Cloud Computing is just another delivery model for IT services. However, due to the specifics of cloud services like multi-tenancy and many others, requirements sometimes are even higher than for on-premise services. One of these requirements in well-architected IT environments and for well-architected applications is the ability to externalize security. That includes relying on external directories for administering and authenticating users, e.g. on Identity Providers. It might include the capability of "cloud provisioning", e.g. receiving changes of users - even while I clearly favor federation as loosely coupled approach over provisioning. It should include the support for external logs, event monitoring, and so on - unfortunately that appears to be a topic where noone is really working on.

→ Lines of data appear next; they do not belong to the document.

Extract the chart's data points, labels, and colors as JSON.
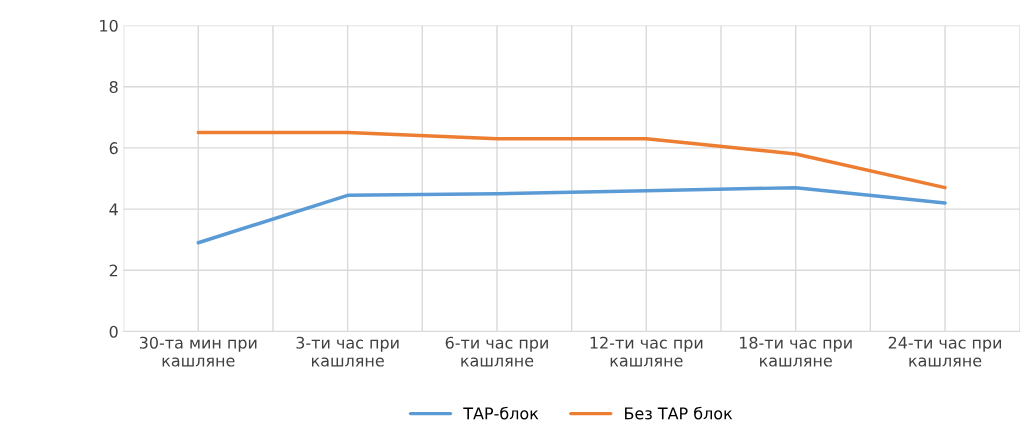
{
  "chart_data": {
    "type": "line",
    "categories": [
      "30-та мин при кашляне",
      "3-ти час при кашляне",
      "6-ти час при кашляне",
      "12-ти час при кашляне",
      "18-ти час при кашляне",
      "24-ти час при кашляне"
    ],
    "series": [
      {
        "name": "ТАР-блок",
        "color": "#5b9bd5",
        "values": [
          2.9,
          4.45,
          4.5,
          4.6,
          4.7,
          4.2
        ]
      },
      {
        "name": "Без ТАР блок",
        "color": "#ed7d31",
        "values": [
          6.5,
          6.5,
          6.3,
          6.3,
          5.8,
          4.7
        ]
      }
    ],
    "ylim": [
      0,
      10
    ],
    "yticks": [
      0,
      2,
      4,
      6,
      8,
      10
    ],
    "grid": true,
    "legend": "bottom",
    "marker": "none",
    "line_style": "solid"
  }
}
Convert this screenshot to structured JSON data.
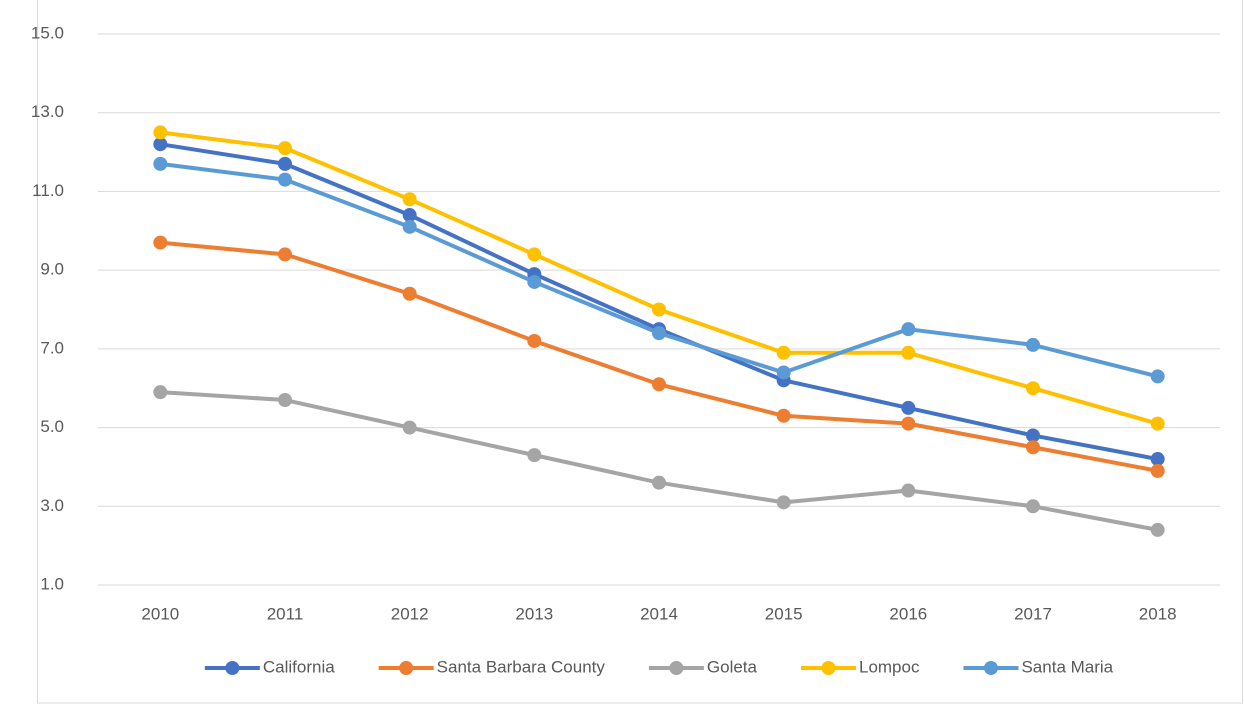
{
  "chart_data": {
    "type": "line",
    "categories": [
      "2010",
      "2011",
      "2012",
      "2013",
      "2014",
      "2015",
      "2016",
      "2017",
      "2018"
    ],
    "series": [
      {
        "name": "California",
        "color": "#4472c4",
        "values": [
          12.2,
          11.7,
          10.4,
          8.9,
          7.5,
          6.2,
          5.5,
          4.8,
          4.2
        ]
      },
      {
        "name": "Santa Barbara County",
        "color": "#ed7d31",
        "values": [
          9.7,
          9.4,
          8.4,
          7.2,
          6.1,
          5.3,
          5.1,
          4.5,
          3.9
        ]
      },
      {
        "name": "Goleta",
        "color": "#a5a5a5",
        "values": [
          5.9,
          5.7,
          5.0,
          4.3,
          3.6,
          3.1,
          3.4,
          3.0,
          2.4
        ]
      },
      {
        "name": "Lompoc",
        "color": "#ffc000",
        "values": [
          12.5,
          12.1,
          10.8,
          9.4,
          8.0,
          6.9,
          6.9,
          6.0,
          5.1
        ]
      },
      {
        "name": "Santa Maria",
        "color": "#5b9bd5",
        "values": [
          11.7,
          11.3,
          10.1,
          8.7,
          7.4,
          6.4,
          7.5,
          7.1,
          6.3
        ]
      }
    ],
    "ylim": [
      1,
      15
    ],
    "yticks": [
      {
        "value": 1,
        "label": "1.0"
      },
      {
        "value": 3,
        "label": "3.0"
      },
      {
        "value": 5,
        "label": "5.0"
      },
      {
        "value": 7,
        "label": "7.0"
      },
      {
        "value": 9,
        "label": "9.0"
      },
      {
        "value": 11,
        "label": "11.0"
      },
      {
        "value": 13,
        "label": "13.0"
      },
      {
        "value": 15,
        "label": "15.0"
      }
    ],
    "grid": true,
    "legend": "bottom"
  }
}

And it should include the capability of managing authorizations in cloud services based on centrally (on-premise or using a cloud service - but centrally and not per cloud service!) managed policies. There is limited value in federating users and than doing all the administration work per cloud service using the cloud service's proprietary management GUIs or APIs. However, authorization is where the problem really starts.
There is a standard for distributed, dynamic authorization management out there: XACML, the eXtensible Access Control Markup Language. It allows to describe the rules. It allows to work with different repositories for identity information (PIPs, Policy Information Points) and other information required for authorizations, it provides interfaces to custom and standard applications, and so on. However, I haven't seen XACML in the cloud until now. Unfortunately, I also haven't seen any real alternative to XACML.
Some might claim that SAML might do that job. There is the SAML Authorization Decision Query as part of the SAML 2.0 standard. But that leads pretty quickly to SAML/XACML interoperability and things like the SAML 2.0 profile of XACML. In fact, if it is about having a consistent set of policies expressed in a common standard, XACML is what we need. We need to define and manage these policies consistently per organization, not per service. Services should request authorization decisions - at least in an ideal world. However, when looking at the cloud, there comes another aspect into play: Performance. Performance is a general issue when externalizing authorization decisions. For cloud services which have to ask many different authorization "engines", it is an even bigger issue. And there is the issue of latency, which is a factor in cloud environments due to the geographical distances you might find there.
Thus, while XACML is fine for defining policies, the interesting question is: Should cloud services ask external authorization engines per authorization decision? Or is it the better way to update the relevant XACML policies at the cloud service and do authorization decisions there? However, then we will still need a way for efficiently accessing the PIPs for other attributes required to perform the authorization decision.
I don't have the full answer. However I'm convinced that XACML is a key element for authorization in the cloud, given that it is the standard for externalizing authorization decisions. But it might need some enhancements to optimally work for cloud security as well. It definitely will need improved security architectures for cloud services themselves to externalize authorization decisions and to rely on centrally managed policies. And it definitely needs some thinking about the overall security architecture for cloud services. So I'm looking forward to comments on this post - maybe I've missed something and everything is there; maybe this initiates some enhancements to standards. I don't know but I'm really curious.